Fix setup of encrypted zpool when setting up a new compute node

TritonDataCenter / smartos-live

For more information, please see http://smartos.org/ For any questions that aren't answered there, please join the SmartOS discussion list: https://smartos.topicbox.com/groups/smartos-discuss

1.57k stars 246 forks source link

Fix setup of encrypted zpool when setting up a new compute node #1021

Closed teutat3s closed 2 years ago

teutat3s commented 2 years ago

Fixes #1020

jasonbking commented 2 years ago

While it no longer counts, +1 from me.

bahamat commented 2 years ago

@jasonbking it definitely counts.

@teutat3s have you been able to properly test this? If so, please add testing output to #1020. If you need a test platform built, let me know.

jasonbking commented 2 years ago

@bahamat Not to GitHub (what I meant) :)

danmcd commented 2 years ago

I maybe broke this with the RFD 176 support. What I'm not seeing here nor in #1020 is why this broke. Since I broke it, I'll provide an analysis text both here, and in #1020 :

. . . The kbmadm(1M-soon-to-be-8) man page states clearly that its ZFS pool creation arguments to appear after a "--", as they are passed straight into zpool(1M-soon-to-be-8). For some reason (and upon reading the source history of zfs.js I'm wondering if it ever did, as the "--" requirement was always there, maybe the introduction of "-f" in zfs.js?) the zfs.js caller does not insert the required "--" and things go sideways. . . .

danmcd commented 2 years ago

Oh, it's failing because copyright needs to be updated. You can put your own in, or we@joyent can update ours.

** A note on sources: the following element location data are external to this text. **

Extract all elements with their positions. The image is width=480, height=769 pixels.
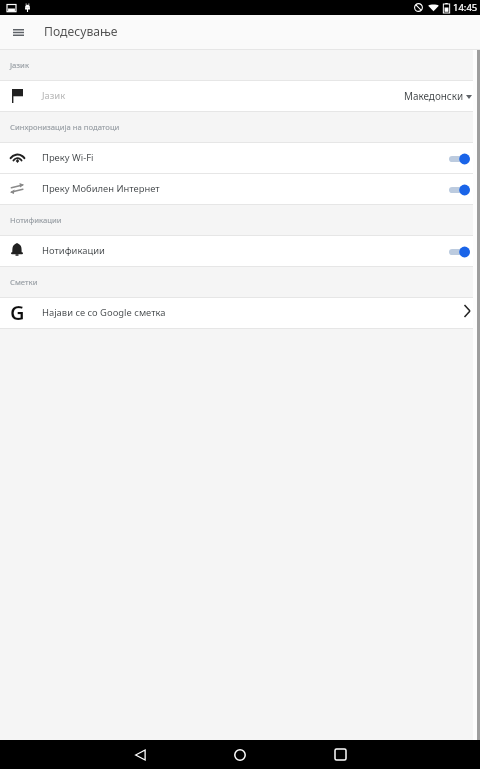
button[interactable]: Home bbox=[220, 740, 260, 769]
staticText: 14:45 bbox=[453, 1, 478, 14]
staticText: Подесување bbox=[44, 23, 118, 40]
staticText: Јазик bbox=[10, 60, 29, 70]
staticText: Македонски bbox=[404, 89, 464, 102]
staticText: Синхронизација на податоци bbox=[10, 122, 120, 132]
button[interactable]: Toggle bbox=[449, 180, 470, 200]
button[interactable]: Toggle bbox=[449, 242, 470, 262]
button[interactable]: Back bbox=[120, 740, 160, 769]
staticText: Преку Мобилен Интернет bbox=[42, 182, 160, 195]
staticText: Нотификации bbox=[42, 244, 105, 257]
button[interactable]: Open navigation menu bbox=[0, 15, 36, 50]
staticText: Најави се со Google сметка bbox=[42, 306, 166, 319]
button[interactable]: Toggle bbox=[449, 149, 470, 169]
staticText: Нотификации bbox=[10, 215, 62, 225]
button[interactable]: Recent apps bbox=[320, 740, 360, 769]
staticText: G bbox=[10, 299, 25, 325]
button[interactable]: G bbox=[0, 298, 480, 329]
button[interactable]: Преку Wi-Fi bbox=[0, 143, 480, 174]
staticText: Преку Wi-Fi bbox=[42, 151, 94, 164]
button[interactable]: Нотификации bbox=[0, 236, 480, 267]
staticText: Јазик bbox=[42, 89, 66, 102]
button[interactable]: Преку Мобилен Интернет bbox=[0, 174, 480, 205]
staticText: Сметки bbox=[10, 277, 38, 287]
button[interactable]: Јазик bbox=[0, 81, 480, 112]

jasonbking commented 2 years ago

Yeah -- that might have been a bug in the original bit I added that got surfaced with the latter changes... since getopt() stops at either '--' or a non argument, if could be the latter was causing the kbmadm specific flag processing to stop previously.

danmcd commented 2 years ago

Also @bahamat -- will we need to update other repos' zfs.js per the suggestion at the top of this file?

teutat3s commented 2 years ago

Maybe this gist from @blackwood821 could add some insight to why this didn't surface before: it seems the elif statement in the joysetup script jumped in and before introduction of the -f flag, -e was the only flag in that conditional scope. https://gist.github.com/blackwood821/cb09dde3b716715149d565804a90ef67

blackwood821 commented 2 years ago

I think the issue was introduced in this commit: https://github.com/joyent/smartos-live/commit/da5a7509459e7599610dd1c2644f3b98a6fa0332#diff-61b2771ed09ddd69a765a254a7b1727b7661f7985441194591b8e44cb284f007R143

which changed from:

args = [ 'create', '-f', pool ];

to:

cmd = exports.paths.kbmadm;
args = [ 'create-zpool' ];

So -- was never in there once kbadm started being used when encryption is enabled.

danmcd commented 2 years ago

Also TIL, Jenkins won't run from a non-core-contributor PR. I've kicked that off now.